SLOGAN E STRISCIONI – “Più servizi meno tasse”, “Strisce blu, commercianti in rosso”, “Bonifica marciapiedi”, sono solo alcuni degli slogan sui cartelloni portati alla manifestazione. Su tutti campeggia la scritta  “Arco Felice non deve morire”. Il corteo scortato dagli agenti del Commissariato di polizia di Pozzuoli si sta recando presso il municipio, in via Tito Livio, per chiedere un incontro con il sindaco Vincenzo Figliolia. Dopo la marcia il corteo è giunto alla casa comunale, una delegazione di cinque manifestanti a breve sarà ricevuta dal primo cittadino, ma gli altri commercianti, fermi all’ingresso del Municipio, urlano “sindaco scendi”.

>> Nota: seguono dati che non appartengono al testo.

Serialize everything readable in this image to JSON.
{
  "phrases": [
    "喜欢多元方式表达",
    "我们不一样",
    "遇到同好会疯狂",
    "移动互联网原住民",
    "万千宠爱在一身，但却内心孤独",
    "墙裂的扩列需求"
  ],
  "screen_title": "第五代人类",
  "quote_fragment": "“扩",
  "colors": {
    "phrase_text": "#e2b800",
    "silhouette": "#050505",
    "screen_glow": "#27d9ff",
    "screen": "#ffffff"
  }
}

80% DI INCASSI IN MENO – Assente il sindaco Figliolia, la delegazione sarà ricevuta dagli assessori alla Viabilità, Francesco Fumo e alle Attività Produttive, Carlo Morra. «Se andiamo avanti così chiuderemo e porteremo a voi le nostre chiavi e le nostre tasse. In 15 giorni tutti noi abbiamo registrato l’80% di incassi in meno. Siete stati eletti per risolvere i problemi non per crearli», ha detto il commerciante Salvatore Sicilia.